NEWS RELEASE Tim Finchem, Commissioner of the US PGA Tour, has confirmed what was hinted at by a few players last week: the tour has informed the US Golf Association and Britain's Royal and Ancient that its membership opposes their proposed ban on the anchored stroke that has fed the popularity of long putters.
''I think the essential thread that went through the thinking of the players and our board of directors and others that looked at this,'' Finchem said, ''was that in the absence of data or any basis to conclude that there is a competitive advantage to be gained by using anchoring, and given the amount of time that anchoring has been in the game, that there was no over-riding reason to go down that road.''
Long putters have been part of the game for decades, but before 2001 only three players had won a US PGA Tour event while using one.
They became a hot issue last year when Ernie Els won the British Open and became the third champion in five majors to use a long putter, joining Keegan Bradley [the 2011 US PGA Championship] and Webb Simpson [the 2012 US Open].

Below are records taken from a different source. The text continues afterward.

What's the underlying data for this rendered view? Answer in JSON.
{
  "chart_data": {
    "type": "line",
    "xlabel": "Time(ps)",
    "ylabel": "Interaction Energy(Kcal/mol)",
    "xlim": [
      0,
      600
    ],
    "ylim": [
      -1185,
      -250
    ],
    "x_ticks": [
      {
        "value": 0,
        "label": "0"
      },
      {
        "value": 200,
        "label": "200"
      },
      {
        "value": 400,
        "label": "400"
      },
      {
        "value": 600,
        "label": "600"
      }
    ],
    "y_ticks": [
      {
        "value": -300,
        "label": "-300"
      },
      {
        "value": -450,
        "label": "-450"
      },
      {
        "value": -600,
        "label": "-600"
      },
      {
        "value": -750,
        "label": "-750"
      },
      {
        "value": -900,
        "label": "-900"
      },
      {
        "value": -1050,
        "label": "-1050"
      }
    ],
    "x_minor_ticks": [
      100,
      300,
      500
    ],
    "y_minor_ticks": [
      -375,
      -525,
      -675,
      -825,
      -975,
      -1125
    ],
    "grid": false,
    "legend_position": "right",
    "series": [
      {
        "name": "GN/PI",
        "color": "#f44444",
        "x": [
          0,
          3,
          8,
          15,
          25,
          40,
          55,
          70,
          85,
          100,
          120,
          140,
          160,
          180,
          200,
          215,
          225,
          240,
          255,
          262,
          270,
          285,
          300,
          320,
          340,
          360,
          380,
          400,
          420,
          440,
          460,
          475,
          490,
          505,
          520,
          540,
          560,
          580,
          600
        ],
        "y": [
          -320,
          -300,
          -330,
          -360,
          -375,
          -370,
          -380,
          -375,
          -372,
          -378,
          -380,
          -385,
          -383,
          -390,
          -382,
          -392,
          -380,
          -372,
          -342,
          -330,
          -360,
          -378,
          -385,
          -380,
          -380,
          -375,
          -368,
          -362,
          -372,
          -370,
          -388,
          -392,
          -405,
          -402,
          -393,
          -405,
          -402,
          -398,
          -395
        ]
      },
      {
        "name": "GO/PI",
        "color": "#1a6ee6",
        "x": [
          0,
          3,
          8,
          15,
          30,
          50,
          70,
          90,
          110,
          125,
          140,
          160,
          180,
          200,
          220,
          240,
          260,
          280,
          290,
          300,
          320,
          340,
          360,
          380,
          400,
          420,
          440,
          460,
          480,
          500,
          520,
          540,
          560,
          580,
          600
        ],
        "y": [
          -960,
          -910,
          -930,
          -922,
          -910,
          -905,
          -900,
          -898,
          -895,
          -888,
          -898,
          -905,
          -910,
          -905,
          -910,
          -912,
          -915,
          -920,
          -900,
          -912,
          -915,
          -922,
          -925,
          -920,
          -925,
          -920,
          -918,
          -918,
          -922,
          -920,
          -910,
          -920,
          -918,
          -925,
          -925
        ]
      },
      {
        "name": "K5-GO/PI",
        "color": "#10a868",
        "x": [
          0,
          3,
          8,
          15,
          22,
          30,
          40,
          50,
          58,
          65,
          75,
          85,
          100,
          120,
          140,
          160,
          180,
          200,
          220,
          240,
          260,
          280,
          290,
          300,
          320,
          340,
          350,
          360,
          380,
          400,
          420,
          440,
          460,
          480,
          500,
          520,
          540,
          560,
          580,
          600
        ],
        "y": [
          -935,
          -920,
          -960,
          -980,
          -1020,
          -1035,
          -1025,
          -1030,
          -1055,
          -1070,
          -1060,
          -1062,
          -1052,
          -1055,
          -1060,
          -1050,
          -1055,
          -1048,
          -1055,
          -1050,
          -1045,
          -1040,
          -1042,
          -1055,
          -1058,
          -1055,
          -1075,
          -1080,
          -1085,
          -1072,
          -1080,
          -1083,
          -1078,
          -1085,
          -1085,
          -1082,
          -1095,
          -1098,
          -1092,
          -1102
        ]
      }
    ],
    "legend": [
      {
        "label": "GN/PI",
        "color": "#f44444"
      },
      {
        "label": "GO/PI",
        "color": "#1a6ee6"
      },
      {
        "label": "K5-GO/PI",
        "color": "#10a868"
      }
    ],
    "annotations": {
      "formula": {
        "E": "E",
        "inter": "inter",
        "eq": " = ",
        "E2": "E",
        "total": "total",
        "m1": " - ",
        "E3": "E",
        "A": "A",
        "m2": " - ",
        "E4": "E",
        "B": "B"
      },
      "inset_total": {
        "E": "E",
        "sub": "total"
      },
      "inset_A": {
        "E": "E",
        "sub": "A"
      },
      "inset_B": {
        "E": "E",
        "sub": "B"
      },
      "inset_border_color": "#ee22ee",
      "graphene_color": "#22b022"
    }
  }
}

In November, when he announced the proposed ban, Mike Davis, the USGA executive director, said 15 per cent of the players on the US PGA Tour used an anchored putter in 2012. That was up from 11 per cent in 2011 and 6 per cent from 2006 to 2010.
An increasing number of amateurs in recent years have flocked to long putters and the anchored stroke, some in reaction to nerves that caused them to miss short putts.
Finchem did not reveal whether the US PGA Tour would defy the rule should it still go ahead, hoping instead the rule makers will reconsider.
The PGA of America, he said, also opposed the ban.